While being interviewed on a podcast, the actress says that she was pigeonholed and led her to think that her career was over

Scarlett Johansson
Scarlett Johansson at the premiere of 'Sing 2' on December 12.Matt Winkelmeyer (Getty)
El País

“Voluptuous.” “Attractive.” “Sex bomb.” These are just some of the descriptions that have been used to describe American actress Scarlett Johansson. Even Woody Allen – who directed Johansson in three movies – called the then 19-year-old star of Match Point (2005) “sexually radioactive.”

Now, at the age of 37, Johansson has spoken out about feeling “hypersexualized” as a young actress.

“I kind of became objectified and pigeonholed in this way where I felt like I wasn’t getting offers for work for things that I wanted to do,” the actress explained in the podcast Armchair Expert, hosted by Dax Shephard and Monica Padman. “I think everybody thought I was older and that I’d been [acting] for a long time, I got kind of pigeonholed into this weird hypersexualized thing.”

In the nearly two-hour long interview, Johansson discussed how accepting several roles in which she played naive women made her even more typecast, and she feared that this would damage her long-term career.

“I felt like [my career] was over. It was like: that’s the kind of career you have, these are the roles you’ve played. And I was like, ‘This is it?’”

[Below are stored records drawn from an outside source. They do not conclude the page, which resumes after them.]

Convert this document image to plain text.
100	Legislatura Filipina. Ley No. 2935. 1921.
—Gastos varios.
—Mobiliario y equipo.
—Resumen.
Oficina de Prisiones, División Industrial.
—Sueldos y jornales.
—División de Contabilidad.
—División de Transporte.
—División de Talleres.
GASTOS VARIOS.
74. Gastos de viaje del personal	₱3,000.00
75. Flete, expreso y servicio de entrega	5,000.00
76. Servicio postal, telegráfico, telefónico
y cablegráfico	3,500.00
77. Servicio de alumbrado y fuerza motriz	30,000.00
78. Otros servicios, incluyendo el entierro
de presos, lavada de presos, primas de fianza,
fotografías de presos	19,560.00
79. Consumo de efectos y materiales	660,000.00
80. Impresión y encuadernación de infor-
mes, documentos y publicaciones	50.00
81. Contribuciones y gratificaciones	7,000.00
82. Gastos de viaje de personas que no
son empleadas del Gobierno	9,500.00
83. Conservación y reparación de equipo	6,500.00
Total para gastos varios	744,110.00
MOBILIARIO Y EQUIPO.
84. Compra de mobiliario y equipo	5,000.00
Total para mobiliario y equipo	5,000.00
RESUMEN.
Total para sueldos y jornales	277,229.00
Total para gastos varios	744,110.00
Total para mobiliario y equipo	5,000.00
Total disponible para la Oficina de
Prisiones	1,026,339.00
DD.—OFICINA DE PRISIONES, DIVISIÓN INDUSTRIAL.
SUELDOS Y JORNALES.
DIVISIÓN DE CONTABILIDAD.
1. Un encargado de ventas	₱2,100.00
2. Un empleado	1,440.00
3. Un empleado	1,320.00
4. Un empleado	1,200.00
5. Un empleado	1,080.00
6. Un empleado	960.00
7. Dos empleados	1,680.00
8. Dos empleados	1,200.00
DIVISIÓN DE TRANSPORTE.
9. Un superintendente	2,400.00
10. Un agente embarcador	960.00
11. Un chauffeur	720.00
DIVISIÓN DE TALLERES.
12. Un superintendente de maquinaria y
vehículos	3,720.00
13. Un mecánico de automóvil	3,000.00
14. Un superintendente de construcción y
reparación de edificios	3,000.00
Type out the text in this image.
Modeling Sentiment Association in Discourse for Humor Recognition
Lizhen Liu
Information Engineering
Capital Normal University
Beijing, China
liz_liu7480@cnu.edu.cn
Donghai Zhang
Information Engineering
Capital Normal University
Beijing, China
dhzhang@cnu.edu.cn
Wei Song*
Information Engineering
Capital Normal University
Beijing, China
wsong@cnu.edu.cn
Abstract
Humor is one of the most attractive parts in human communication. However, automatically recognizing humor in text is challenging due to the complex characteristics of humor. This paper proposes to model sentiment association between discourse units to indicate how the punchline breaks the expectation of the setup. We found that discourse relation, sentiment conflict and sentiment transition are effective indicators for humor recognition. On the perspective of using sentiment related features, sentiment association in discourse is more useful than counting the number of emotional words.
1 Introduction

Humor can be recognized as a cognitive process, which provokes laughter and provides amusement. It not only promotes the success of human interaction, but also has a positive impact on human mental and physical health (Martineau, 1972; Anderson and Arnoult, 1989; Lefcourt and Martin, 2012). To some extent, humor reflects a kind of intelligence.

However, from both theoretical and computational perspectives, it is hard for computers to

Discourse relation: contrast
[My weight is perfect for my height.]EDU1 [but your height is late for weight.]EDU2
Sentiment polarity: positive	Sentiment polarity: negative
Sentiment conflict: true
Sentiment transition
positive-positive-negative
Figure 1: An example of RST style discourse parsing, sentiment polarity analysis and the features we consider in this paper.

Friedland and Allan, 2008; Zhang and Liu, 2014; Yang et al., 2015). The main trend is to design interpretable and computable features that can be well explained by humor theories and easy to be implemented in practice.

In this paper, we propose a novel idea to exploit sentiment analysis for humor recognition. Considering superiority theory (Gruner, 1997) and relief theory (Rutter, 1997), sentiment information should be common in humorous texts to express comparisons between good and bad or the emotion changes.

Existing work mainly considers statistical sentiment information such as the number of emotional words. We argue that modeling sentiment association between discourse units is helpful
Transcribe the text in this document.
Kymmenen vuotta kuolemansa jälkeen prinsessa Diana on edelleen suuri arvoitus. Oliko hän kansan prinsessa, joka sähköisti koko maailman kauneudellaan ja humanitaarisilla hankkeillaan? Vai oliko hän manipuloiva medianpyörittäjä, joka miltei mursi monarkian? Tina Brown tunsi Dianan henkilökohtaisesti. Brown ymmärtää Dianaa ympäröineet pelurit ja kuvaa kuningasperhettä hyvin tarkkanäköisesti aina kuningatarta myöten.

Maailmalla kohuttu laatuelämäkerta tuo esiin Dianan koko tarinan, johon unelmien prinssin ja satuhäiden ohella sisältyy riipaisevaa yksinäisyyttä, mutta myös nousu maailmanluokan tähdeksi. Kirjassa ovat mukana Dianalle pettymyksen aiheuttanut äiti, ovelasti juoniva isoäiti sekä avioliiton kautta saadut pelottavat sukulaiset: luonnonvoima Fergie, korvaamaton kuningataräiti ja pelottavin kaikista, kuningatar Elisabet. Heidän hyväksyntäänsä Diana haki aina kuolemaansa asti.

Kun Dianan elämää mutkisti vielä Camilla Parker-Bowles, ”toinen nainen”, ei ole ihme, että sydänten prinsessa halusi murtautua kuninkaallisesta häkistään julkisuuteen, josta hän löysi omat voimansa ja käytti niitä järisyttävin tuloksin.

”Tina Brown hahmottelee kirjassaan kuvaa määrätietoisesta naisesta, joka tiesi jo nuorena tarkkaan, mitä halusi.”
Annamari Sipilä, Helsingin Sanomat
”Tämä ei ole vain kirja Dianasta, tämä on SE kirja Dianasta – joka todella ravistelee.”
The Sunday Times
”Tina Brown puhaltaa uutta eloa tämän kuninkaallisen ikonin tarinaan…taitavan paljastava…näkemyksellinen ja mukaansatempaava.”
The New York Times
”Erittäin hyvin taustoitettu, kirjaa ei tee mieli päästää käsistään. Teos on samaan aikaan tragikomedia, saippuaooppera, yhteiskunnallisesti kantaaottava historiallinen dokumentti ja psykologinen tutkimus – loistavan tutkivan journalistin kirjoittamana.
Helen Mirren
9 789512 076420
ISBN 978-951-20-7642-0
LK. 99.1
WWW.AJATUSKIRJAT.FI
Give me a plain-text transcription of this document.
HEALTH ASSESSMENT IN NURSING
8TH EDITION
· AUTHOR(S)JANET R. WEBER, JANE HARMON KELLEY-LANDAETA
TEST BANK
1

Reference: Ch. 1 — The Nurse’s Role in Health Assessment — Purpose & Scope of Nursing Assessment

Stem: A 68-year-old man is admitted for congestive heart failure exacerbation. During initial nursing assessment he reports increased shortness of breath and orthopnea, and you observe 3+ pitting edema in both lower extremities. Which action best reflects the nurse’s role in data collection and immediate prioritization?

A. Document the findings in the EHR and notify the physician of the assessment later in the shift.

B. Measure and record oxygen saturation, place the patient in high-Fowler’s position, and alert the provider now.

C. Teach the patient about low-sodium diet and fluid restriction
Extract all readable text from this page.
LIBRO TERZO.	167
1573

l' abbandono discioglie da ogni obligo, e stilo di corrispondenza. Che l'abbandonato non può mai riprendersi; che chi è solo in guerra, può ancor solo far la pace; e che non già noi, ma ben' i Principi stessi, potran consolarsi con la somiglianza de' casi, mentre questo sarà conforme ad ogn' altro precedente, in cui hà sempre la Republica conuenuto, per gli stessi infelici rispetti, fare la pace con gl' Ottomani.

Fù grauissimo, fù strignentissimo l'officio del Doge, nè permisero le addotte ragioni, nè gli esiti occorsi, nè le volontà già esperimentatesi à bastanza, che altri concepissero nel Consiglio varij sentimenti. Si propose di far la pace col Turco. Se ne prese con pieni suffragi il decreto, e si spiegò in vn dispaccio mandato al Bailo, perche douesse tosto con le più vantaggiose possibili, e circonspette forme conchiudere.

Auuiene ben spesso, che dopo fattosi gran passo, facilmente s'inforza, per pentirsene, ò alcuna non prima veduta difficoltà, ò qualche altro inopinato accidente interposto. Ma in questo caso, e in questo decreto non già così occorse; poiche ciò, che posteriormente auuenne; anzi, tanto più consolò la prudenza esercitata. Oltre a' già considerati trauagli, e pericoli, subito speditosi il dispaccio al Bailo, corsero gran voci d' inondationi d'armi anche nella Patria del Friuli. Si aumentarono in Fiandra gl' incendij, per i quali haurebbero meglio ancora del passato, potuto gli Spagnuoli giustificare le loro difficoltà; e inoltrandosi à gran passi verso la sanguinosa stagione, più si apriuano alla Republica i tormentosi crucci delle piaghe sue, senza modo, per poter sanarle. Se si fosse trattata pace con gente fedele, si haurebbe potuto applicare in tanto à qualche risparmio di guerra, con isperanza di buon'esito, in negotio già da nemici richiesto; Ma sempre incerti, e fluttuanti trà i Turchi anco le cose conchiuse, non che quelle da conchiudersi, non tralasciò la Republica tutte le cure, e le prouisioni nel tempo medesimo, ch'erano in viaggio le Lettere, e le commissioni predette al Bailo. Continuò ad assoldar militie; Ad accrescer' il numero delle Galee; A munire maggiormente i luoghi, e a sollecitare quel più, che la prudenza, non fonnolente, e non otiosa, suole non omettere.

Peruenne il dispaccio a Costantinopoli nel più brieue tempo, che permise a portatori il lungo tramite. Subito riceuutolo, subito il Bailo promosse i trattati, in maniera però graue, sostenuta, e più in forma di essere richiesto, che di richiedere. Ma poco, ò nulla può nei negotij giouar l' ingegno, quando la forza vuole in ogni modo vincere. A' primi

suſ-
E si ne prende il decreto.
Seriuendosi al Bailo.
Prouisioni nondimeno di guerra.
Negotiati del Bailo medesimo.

After a career as a child actor, Johansson shot to fame when she starred in Sofia Coppola’s film Lost in Translation (2003), alongside Bill Murray. She played some form of seductress in many movies, before she took on more powerful roles. In 2019, she was simultaneously nominated for two Academy Awards for her work in Marriage Story and Jojo Rabbit.

During her podcast, the star of Black Widow (2021) wanted to convey a message of hope to rising female stars, such as Zendaya and Florence Pugh. “Things have changed a lot,” she said, referring to how Hollywood studios treat female actresses today, although she admits that there is still a lot of work to be done.

“I see younger actors that are in their 20s, it feels like they’re allowed to be all these different things,” said Johansson, who is the mother of two children: eight-year-old Rose Dorothy and one-year-old Cosmo.

Johansson also spoke about how, after the #MeToo era, she sometimes felt trapped between two worlds.

“We had our mothers who were like, ‘Use whatever you can to get the thing you need. Use your feminine wiles. Use your sexuality,’” she shared. “And then there’s our generation, I think that’s done that and also [said], ‘This doesn’t feel right, there’s gotta be some other way.’ And there’s the younger generation of women who are like 15 years younger than me, who are like, ‘You don’t have to take any of that crap. No pandering.’”

Her upcoming project is a British film called My Mother’s Wedding, which also Sienna Miller and Emily Beecham. It marks the directorial debut of actress Kristin Scott Thomas.